Now I view mathematics as being about analytic sentences,
especially about the syntactical analytic since this is absolutely verifiable, however, should there be sentences
that are analytic by meaning, then those would also be
mathematical. Now Logic is about the purely analytic sentences, which are sentences using symbols that are, as said above, reasoned as having rules specifying their roles in the inference made in the sentence, so they have only internal meaning concerned solely with the derivation made by the sentence, so they are sentences in which their meaning is confined and enclosed within them. While other parts of mathematics (i.e. those that are outside logic) are those which care about analytic sentence containing primitives that can be assigned by (and usually discovered and fathomed by) an external meaning.
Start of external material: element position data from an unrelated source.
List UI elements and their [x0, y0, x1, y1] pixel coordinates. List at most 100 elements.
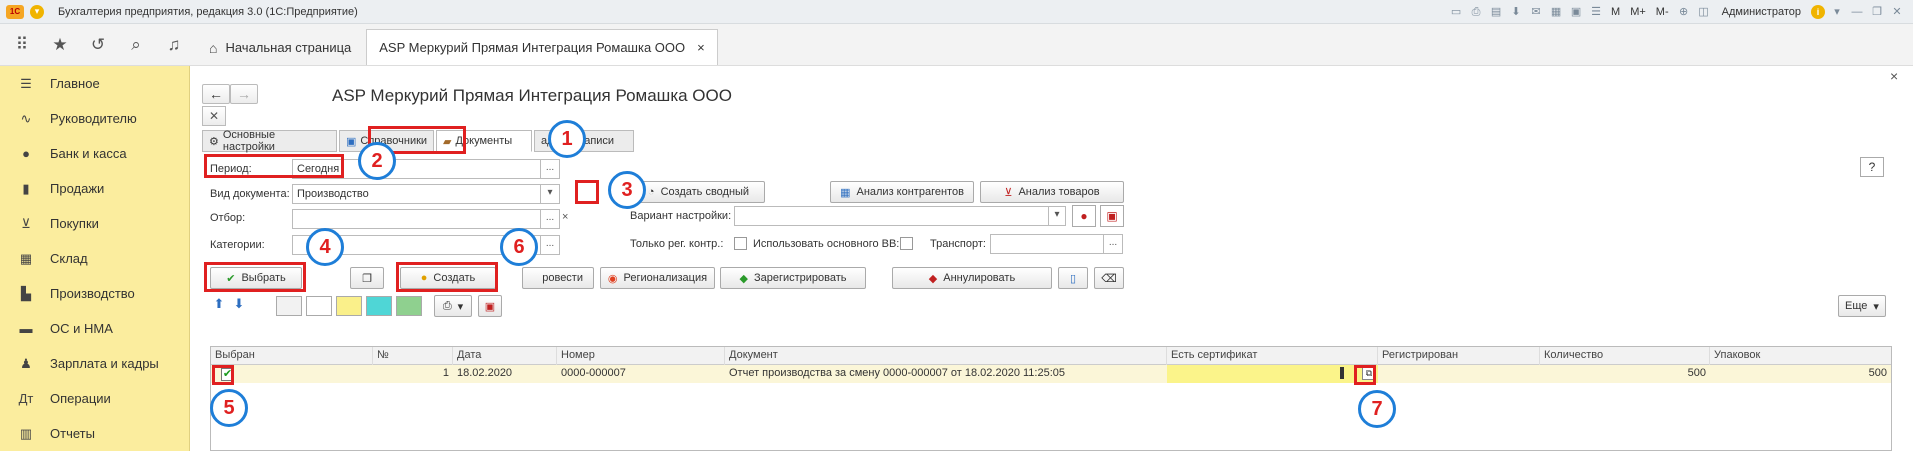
register-button[interactable]: ◆ Зарегистрировать	[720, 267, 866, 289]
panels-icon[interactable]: ◫	[1696, 5, 1712, 19]
filter-field[interactable]	[292, 209, 541, 229]
tab-asp-mercury[interactable]: ASP Меркурий Прямая Интеграция Ромашка О…	[366, 29, 718, 65]
title-bar: 1С ▾ Бухгалтерия предприятия, редакция 3…	[0, 0, 1913, 24]
color-yellow-button[interactable]	[336, 296, 362, 316]
copy-icon[interactable]: ▭	[1448, 5, 1464, 19]
dropdown-icon[interactable]: ▾	[1829, 5, 1845, 19]
reg-only-checkbox[interactable]	[734, 237, 747, 250]
variant-save-icon[interactable]: ▣	[1100, 205, 1124, 227]
column-header[interactable]: Номер	[557, 347, 725, 365]
categories-select-button[interactable]: ...	[540, 235, 560, 255]
period-select-button[interactable]: ...	[540, 159, 560, 179]
documents-table: Выбран № Дата Номер Документ Есть сертиф…	[210, 346, 1892, 451]
memory-minus-button[interactable]: M-	[1653, 6, 1672, 18]
sidebar-item-assets[interactable]: ▬ ОС и НМА	[0, 311, 189, 346]
email-icon[interactable]: ✉	[1528, 5, 1544, 19]
form-close-icon[interactable]: ×	[1890, 68, 1898, 84]
memory-button[interactable]: M	[1608, 6, 1623, 18]
selected-cell[interactable]: ✔	[211, 365, 373, 383]
copy-button[interactable]: ❐	[350, 267, 384, 289]
tools-icon[interactable]: ✕	[202, 106, 226, 126]
sidebar-item-operations[interactable]: Дт Операции	[0, 381, 189, 416]
color-white-button[interactable]	[306, 296, 332, 316]
column-header[interactable]: Документ	[725, 347, 1167, 365]
list-icon[interactable]: ☰	[1588, 5, 1604, 19]
sidebar-item-director[interactable]: ∿ Руководителю	[0, 101, 189, 136]
sidebar-item-production[interactable]: ▙ Производство	[0, 276, 189, 311]
filter-clear-icon[interactable]: ×	[562, 211, 568, 223]
analyze-goods-button[interactable]: ⊻ Анализ товаров	[980, 181, 1124, 203]
window-close-icon[interactable]: ✕	[1889, 5, 1905, 19]
print-icon[interactable]: ⎙	[1468, 5, 1484, 19]
print-menu-button[interactable]: ⎙ ▾	[434, 295, 472, 317]
transport-field[interactable]	[990, 234, 1104, 254]
sidebar-item-reports[interactable]: ▥ Отчеты	[0, 416, 189, 451]
column-header[interactable]: Выбран	[211, 347, 373, 365]
memory-plus-button[interactable]: M+	[1627, 6, 1649, 18]
color-gray-button[interactable]	[276, 296, 302, 316]
bag-icon: ▮	[22, 180, 30, 196]
table-header: Выбран № Дата Номер Документ Есть сертиф…	[211, 347, 1891, 365]
save-icon[interactable]: ⬇	[1508, 5, 1524, 19]
sidebar-item-main[interactable]: ☰ Главное	[0, 66, 189, 101]
column-header[interactable]: Количество	[1540, 347, 1710, 365]
tab-home[interactable]: ⌂ Начальная страница	[196, 29, 364, 65]
printer-icon: ⎙	[442, 299, 452, 312]
regionalize-button[interactable]: ◉ Регионализация	[600, 267, 715, 289]
move-down-icon[interactable]: ⬇	[230, 296, 248, 314]
create-summary-button[interactable]: ◔ Создать сводный	[632, 181, 765, 203]
color-green-button[interactable]	[396, 296, 422, 316]
notifications-bell-icon[interactable]: ♫	[164, 35, 184, 55]
info-icon[interactable]: i	[1811, 5, 1825, 19]
sidebar-item-sales[interactable]: ▮ Продажи	[0, 171, 189, 206]
doctype-dropdown-button[interactable]: ▾	[540, 184, 560, 204]
post-button[interactable]: ровести	[522, 267, 594, 289]
minimize-icon[interactable]: —	[1849, 5, 1865, 19]
main-menu-icon[interactable]: ▾	[30, 4, 44, 19]
history-icon[interactable]: ↺	[88, 35, 108, 55]
column-header[interactable]: Дата	[453, 347, 557, 365]
sidebar-item-salary[interactable]: ♟ Зарплата и кадры	[0, 346, 189, 381]
favorites-star-icon[interactable]: ★	[50, 35, 70, 55]
delete-button[interactable]: ▯	[1058, 267, 1088, 289]
sidebar-item-warehouse[interactable]: ▦ Склад	[0, 241, 189, 276]
filter-select-button[interactable]: ...	[540, 209, 560, 229]
preview-icon[interactable]: ▤	[1488, 5, 1504, 19]
variant-dropdown-button[interactable]: ▾	[1048, 206, 1066, 226]
doctype-field[interactable]: Производство	[292, 184, 541, 204]
user-name[interactable]: Администратор	[1716, 6, 1807, 18]
maximize-icon[interactable]: ❐	[1869, 5, 1885, 19]
back-button[interactable]: ←	[202, 84, 230, 104]
move-up-icon[interactable]: ⬆	[210, 296, 228, 314]
column-header[interactable]: Есть сертификат	[1167, 347, 1378, 365]
clear-button[interactable]: ⌫	[1094, 267, 1124, 289]
table-row[interactable]: ✔ 1 18.02.2020 0000-000007 Отчет произво…	[211, 365, 1891, 383]
annul-button[interactable]: ◆ Аннулировать	[892, 267, 1052, 289]
use-main-vv-checkbox[interactable]	[900, 237, 913, 250]
spreadsheet-icon[interactable]: ▦	[1548, 5, 1564, 19]
qty-cell: 500	[1687, 367, 1706, 379]
tab-main-settings[interactable]: ⚙ Основные настройки	[202, 129, 337, 153]
transport-select-button[interactable]: ...	[1103, 234, 1123, 254]
search-icon[interactable]: ⌕	[126, 35, 146, 55]
column-header[interactable]: Регистрирован	[1378, 347, 1540, 365]
sections-grid-icon[interactable]: ⠿	[12, 35, 32, 55]
column-header[interactable]: Упаковок	[1710, 347, 1891, 365]
help-button[interactable]: ?	[1860, 157, 1884, 177]
tab-close-icon[interactable]: ×	[697, 40, 705, 55]
cart-icon: ⊻	[21, 215, 31, 231]
sidebar-item-bank[interactable]: ● Банк и касса	[0, 136, 189, 171]
forward-button[interactable]: →	[230, 84, 258, 104]
analyze-contractors-button[interactable]: ▦ Анализ контрагентов	[830, 181, 974, 203]
column-header[interactable]: №	[373, 347, 453, 365]
more-button[interactable]: Еще ▾	[1838, 295, 1886, 317]
color-cyan-button[interactable]	[366, 296, 392, 316]
date-cell: 18.02.2020	[457, 367, 513, 379]
attach-button[interactable]: ▣	[478, 295, 502, 317]
variant-load-icon[interactable]: ●	[1072, 205, 1096, 227]
zoom-icon[interactable]: ⊕	[1676, 5, 1692, 19]
calendar-icon[interactable]: ▣	[1568, 5, 1584, 19]
cert-cell[interactable]: ⧉	[1167, 365, 1378, 383]
sidebar-item-purchases[interactable]: ⊻ Покупки	[0, 206, 189, 241]
variant-field[interactable]	[734, 206, 1049, 226]
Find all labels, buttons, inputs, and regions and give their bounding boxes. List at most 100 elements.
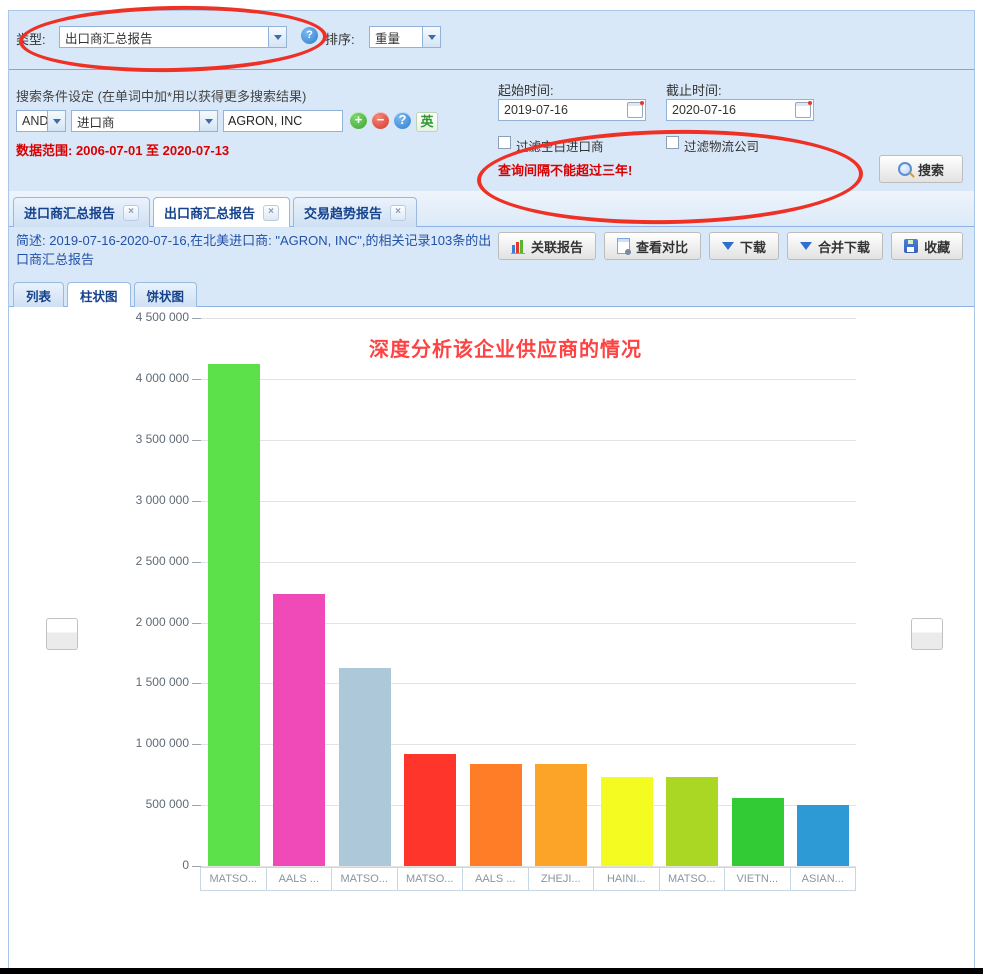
- y-axis-label: 0: [49, 858, 189, 872]
- bar[interactable]: [732, 798, 784, 866]
- search-field-select[interactable]: 进口商: [71, 110, 218, 132]
- download-button[interactable]: 下载: [709, 232, 779, 260]
- boolean-operator-select[interactable]: AND: [16, 110, 66, 132]
- start-date-field[interactable]: 2019-07-16: [498, 99, 646, 121]
- search-button[interactable]: 搜索: [879, 155, 963, 183]
- gridline: [201, 501, 856, 502]
- filter-logistics-checkbox[interactable]: [666, 136, 679, 149]
- bar[interactable]: [535, 764, 587, 866]
- y-axis-label: 4 500 000: [49, 310, 189, 324]
- chart-icon: [511, 239, 525, 254]
- chevron-down-icon[interactable]: [268, 27, 286, 47]
- filter-blank-importer-checkbox[interactable]: [498, 136, 511, 149]
- y-axis-label: 1 000 000: [49, 736, 189, 750]
- gridline: [201, 318, 856, 319]
- tick-mark: [192, 805, 201, 806]
- report-type-value: 出口商汇总报告: [60, 28, 268, 47]
- x-axis-label: ZHEJI...: [528, 867, 595, 891]
- end-date-field[interactable]: 2020-07-16: [666, 99, 814, 121]
- help-icon[interactable]: ?: [301, 27, 318, 44]
- tab-label: 饼状图: [147, 286, 185, 305]
- merge-download-button[interactable]: 合并下载: [787, 232, 883, 260]
- tab-close-icon[interactable]: ×: [390, 205, 406, 221]
- help-icon[interactable]: ?: [394, 112, 411, 129]
- y-axis-label: 1 500 000: [49, 675, 189, 689]
- report-type-select[interactable]: 出口商汇总报告: [59, 26, 287, 48]
- button-label: 查看对比: [636, 237, 688, 256]
- filter-logistics-label: 过滤物流公司: [684, 136, 759, 155]
- chart-title: 深度分析该企业供应商的情况: [369, 333, 642, 362]
- tab-label: 列表: [26, 286, 51, 305]
- type-toolbar: 类型: 出口商汇总报告 ? 排序: 重量: [9, 11, 974, 70]
- view-tab[interactable]: 饼状图: [134, 282, 198, 307]
- filter-blank-importer-label: 过滤空白进口商: [516, 136, 604, 155]
- chevron-down-icon[interactable]: [47, 111, 65, 131]
- tab-close-icon[interactable]: ×: [123, 205, 139, 221]
- button-label: 下载: [740, 237, 766, 256]
- action-button-bar: 关联报告 查看对比 下载 合并下载 收藏: [498, 232, 963, 260]
- tick-mark: [192, 744, 201, 745]
- view-tab[interactable]: 列表: [13, 282, 64, 307]
- view-tabstrip: 列表 柱状图 饼状图: [9, 278, 974, 307]
- tab-label: 柱状图: [80, 286, 118, 305]
- start-time-label: 起始时间:: [498, 80, 554, 99]
- y-axis-label: 2 000 000: [49, 615, 189, 629]
- bar[interactable]: [601, 777, 653, 866]
- x-axis-label: ASIAN...: [790, 867, 857, 891]
- gridline: [201, 562, 856, 563]
- sort-value: 重量: [370, 28, 422, 47]
- chevron-down-icon[interactable]: [199, 111, 217, 131]
- chevron-down-icon[interactable]: [422, 27, 440, 47]
- bottom-bar: [0, 968, 983, 974]
- bar[interactable]: [404, 754, 456, 866]
- merge-download-icon: [800, 242, 812, 256]
- bar-chart-panel: 深度分析该企业供应商的情况 4 500 000 4 000 000 3 500 00…: [9, 307, 974, 967]
- end-time-label: 截止时间:: [666, 80, 722, 99]
- remove-condition-icon[interactable]: −: [372, 112, 389, 129]
- bar[interactable]: [339, 668, 391, 866]
- x-axis-label: VIETN...: [724, 867, 791, 891]
- x-axis-label: MATSO...: [200, 867, 267, 891]
- download-icon: [722, 242, 734, 256]
- bar[interactable]: [470, 764, 522, 866]
- calendar-icon[interactable]: [627, 102, 643, 118]
- add-condition-icon[interactable]: +: [350, 112, 367, 129]
- search-button-label: 搜索: [918, 160, 944, 179]
- bar[interactable]: [666, 777, 718, 866]
- report-summary-text: 简述: 2019-07-16-2020-07-16,在北美进口商: "AGRON…: [16, 232, 494, 270]
- report-tab[interactable]: 出口商汇总报告×: [153, 197, 290, 227]
- sort-select[interactable]: 重量: [369, 26, 441, 48]
- y-axis-label: 4 000 000: [49, 371, 189, 385]
- tick-mark: [192, 318, 201, 319]
- bar[interactable]: [208, 364, 260, 866]
- bar[interactable]: [273, 594, 325, 866]
- tick-mark: [192, 623, 201, 624]
- x-axis-label: MATSO...: [659, 867, 726, 891]
- x-axis-label: AALS ...: [462, 867, 529, 891]
- tick-mark: [192, 501, 201, 502]
- scroll-right-button[interactable]: [911, 618, 943, 650]
- save-button[interactable]: 收藏: [891, 232, 963, 260]
- start-date-value: 2019-07-16: [499, 103, 627, 117]
- save-icon: [904, 239, 918, 253]
- tick-mark: [192, 683, 201, 684]
- search-conditions-header: 搜索条件设定 (在单词中加*用以获得更多搜索结果): [16, 86, 306, 105]
- y-axis-label: 3 500 000: [49, 432, 189, 446]
- y-axis-label: 500 000: [49, 797, 189, 811]
- compare-button[interactable]: 查看对比: [604, 232, 701, 260]
- language-toggle-button[interactable]: 英: [416, 112, 438, 132]
- x-axis-label: HAINI...: [593, 867, 660, 891]
- button-label: 收藏: [924, 237, 950, 256]
- chart-button[interactable]: 关联报告: [498, 232, 596, 260]
- view-tab[interactable]: 柱状图: [67, 282, 131, 307]
- tab-label: 进口商汇总报告: [24, 203, 115, 222]
- tick-mark: [192, 379, 201, 380]
- tick-mark: [192, 562, 201, 563]
- keyword-input[interactable]: [223, 110, 343, 132]
- report-tab[interactable]: 进口商汇总报告 ×: [13, 197, 150, 227]
- x-axis-label: MATSO...: [397, 867, 464, 891]
- calendar-icon[interactable]: [795, 102, 811, 118]
- report-tab[interactable]: 交易趋势报告×: [293, 197, 417, 227]
- bar[interactable]: [797, 805, 849, 866]
- tab-close-icon[interactable]: ×: [263, 205, 279, 221]
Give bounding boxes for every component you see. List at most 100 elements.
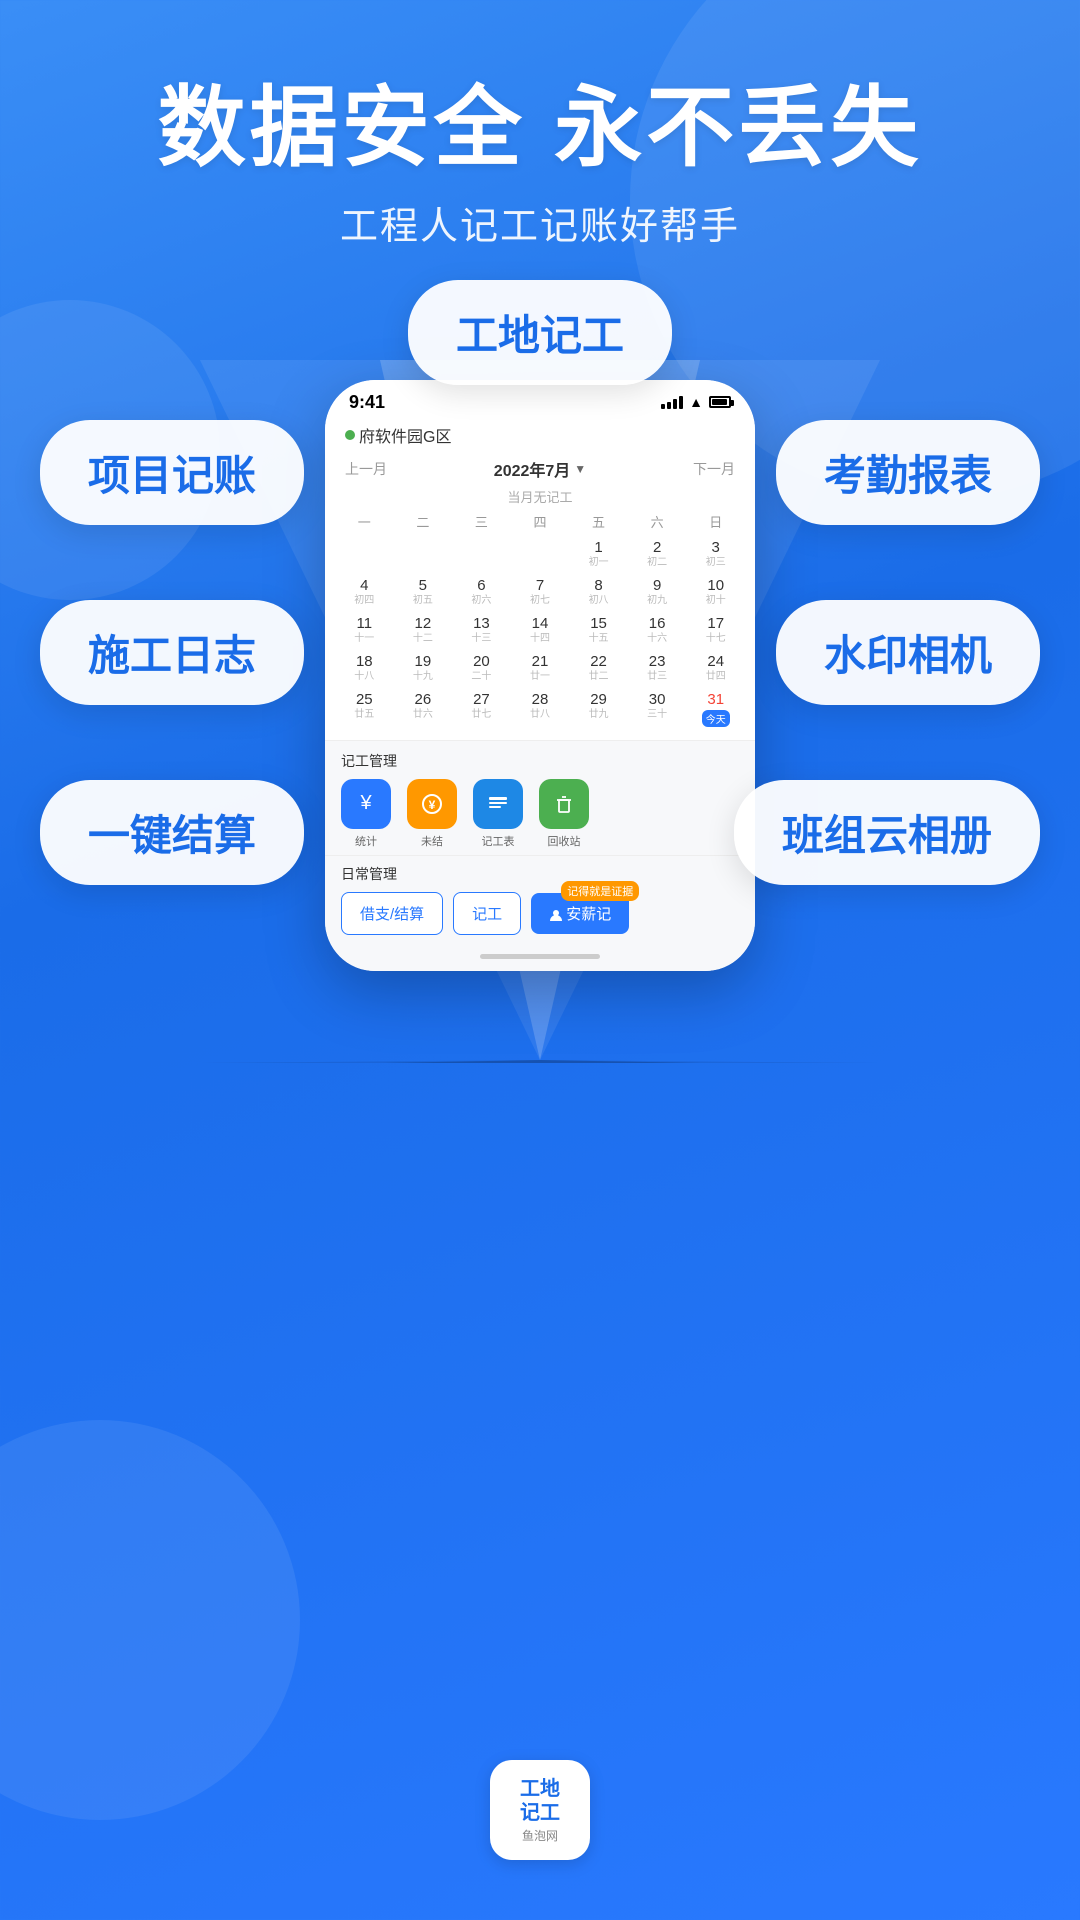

I'm really skeptical about the 'analytic by meaning' statements, even if those are verified as such, it appears that they are ought to be included among metaphysics rather than mathematics proper. However, I'm not so sure of that. It might be possible that syntactical expressions of those
'analytic by meaning' sentences might prove to be considered as "logic", and so would be among mathematics also. However, I doubt this really, because it is very hard to ascertain that such sentences can hold true in every possible world without them being involved in some metaphysical consideration.
So in nutshell mathematics is at least about the syntactical analytic whether it is purely so or not; and at the most, it is about every analytic sentence even those that are justified as 'analytic by meaning'.
However, this method must call for what constitutes "interest" in a mathematical statement, of course there are some trivial points, that their antecedents must be thought of being highly TRUE of this world, or at least of PART of this world, or at least proved indispensable to supplying heuristic means of aiding in discovering Part of this world;
definitely, the least is that they must be non-trivial, i.e. there is no present proof of their inconsistency, so if they are consistent or at least highly thought of being so, then they might provide a hypothetical description of PART of our world and thus proves heuristic in discovering this world in which we live. Otherwise one might coin mathematics for recreational purposes, but this is another matter.
Of course, it is clear that when we are at the grasp of sentences that are true in all possible worlds then they are true of our world, so if they are nontrivial, then definitely they may assist in discovering our world, this may in part explain why mathematics had succeeded in discovering our world.
However, we need to coin some criterion other than those externally oriented applicative interests. I think it must be related to the richness of formal provability a system can have, and this calls for maximality of formal provability!
The system which covers more and more syntactical analytic statements is what is aimed at so that we won't miss important pieces of knowledge that might aid us in discovering our world!!! I think one can reach at some structural criterion about the complexity of theoretic consequences of a certain formal system that makes it the point of interest in mathematics. However, this is something that is far remote from my knowledge.